Le soin qu’elle mettait à fuir toute sensation pénible l’avait jusqu’alors tenue éloignée de ces lugubres spectacles, et c’était la première fois qu’elle se trouvait en présence d’une mourante. Mais cette vue, qui pénètre habituellement les âmes d’un attendrissement involontaire, n’excita chez elle qu’une répulsion mêlée d’effroi. Au lieu d’y trouver une émotion qui réveillât plus vivement son amitié pour sa sœur, elle n’y trouva qu’un avertissement funèbre qui lui fit faire un retour sur elle-même. Ce cœur, froid pour tout le monde, avait toujours été, pour la baronne, insensible et ennemi. Cette hostilité datait de l’enfance. Restées orphelines presque au berceau, les deux sœurs avaient été élevées séparément par deux tantes mortellement brouillées qui s’étaient efforcées de leur laisser l’héritage de leur haine. La baronne plus tendre et plus généreuse s’était soustraite, en partie, à cette funeste influence; mais madame de Luxeuil avait accepté sans résistance tous les préjugés qui devaient l’éloigner de sa sœur. Les débats d’intérêt et la jalousie vinrent encore envenimer, plus tard, ces dispositions. Confinée dans les rangs de cette portion de noblesse qui était restée hostile à l’Empire, parce que l’Empire ne s’était point soucié d’elle, la comtesse avait vu l’élévation de sa sœur avec un dépit mal déguisé sous l’apparence du dédain. Son aversion s’était ainsi lentement accrue de toutes les souffrances de son orgueil et de son envie. La conversation de la baronne et du médecin de Bourgueil a déjà fait connaître au lecteur comment cette aversion s’était révélée à plusieurs reprises, par des torts toujours renouvelés d’une part, et toujours pardonnés de l’autre.

La confidence que venait de lui faire M. Vorel avait encore aigri la comtesse contre sa sœur. Le testament annoncé trompait trop d’espérances pour qu’elle n’y vît pas une insulte. Aussi, après la première sensation de saisissement dont nous avons parlé, jeta-t-elle sur la mourante un regard qui exprimait plus de ressentiment que de pitié. Cependant, ce regard s’arrêta tout à coup sur un ruban, à l’extrémité duquel une petite clef, d’un travail précieux, se trouvait suspendue. Madame de Luxeuil tourna les yeux vers le secrétaire d’ébène désigné par M. Vorel, afin de juger si c’était bien la clef qui devait l’ouvrir, puis, se levant avec précaution, elle avança doucement la main et saisit le ruban.

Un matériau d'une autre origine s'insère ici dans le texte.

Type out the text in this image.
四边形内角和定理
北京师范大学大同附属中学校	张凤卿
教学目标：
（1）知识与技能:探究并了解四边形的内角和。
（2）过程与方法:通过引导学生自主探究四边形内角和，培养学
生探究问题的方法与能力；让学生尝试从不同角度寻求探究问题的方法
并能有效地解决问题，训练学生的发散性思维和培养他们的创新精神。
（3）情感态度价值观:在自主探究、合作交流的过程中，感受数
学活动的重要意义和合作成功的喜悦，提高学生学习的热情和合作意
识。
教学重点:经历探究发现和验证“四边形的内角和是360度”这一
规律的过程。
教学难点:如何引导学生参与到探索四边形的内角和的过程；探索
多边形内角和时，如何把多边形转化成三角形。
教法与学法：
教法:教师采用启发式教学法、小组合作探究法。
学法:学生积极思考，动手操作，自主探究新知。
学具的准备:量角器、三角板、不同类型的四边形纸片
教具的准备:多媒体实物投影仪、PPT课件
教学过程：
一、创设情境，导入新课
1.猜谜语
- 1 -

Dans ce moment, la malade fit un mouvement, entr’ouvrit les yeux, et, apercevant la comtesse dont le visage était près du sien, elle jeta un bras sur son épaule avec un cri plaintif. Il y eut pour madame de Luxeuil un moment plein d’angoisse. La tête à demi penchée, elle apercevait l’enfant, qui lui souriait, au pied du lit, et sentait la main de sa sœur qui effleurait sa joue. Malgré son insensibilité elle s’arrêta hésitante et troublée; mais bientôt les doigts de la malade redevinrent immobiles. La main glissa de son épaule sur le lit, et les yeux se fermèrent.

Elle attendit un instant, puis dénouant avec adresse le ruban, elle enleva la clef, laissa tomber le rideau de l’alcôve, courut au secrétaire et l’ouvrit.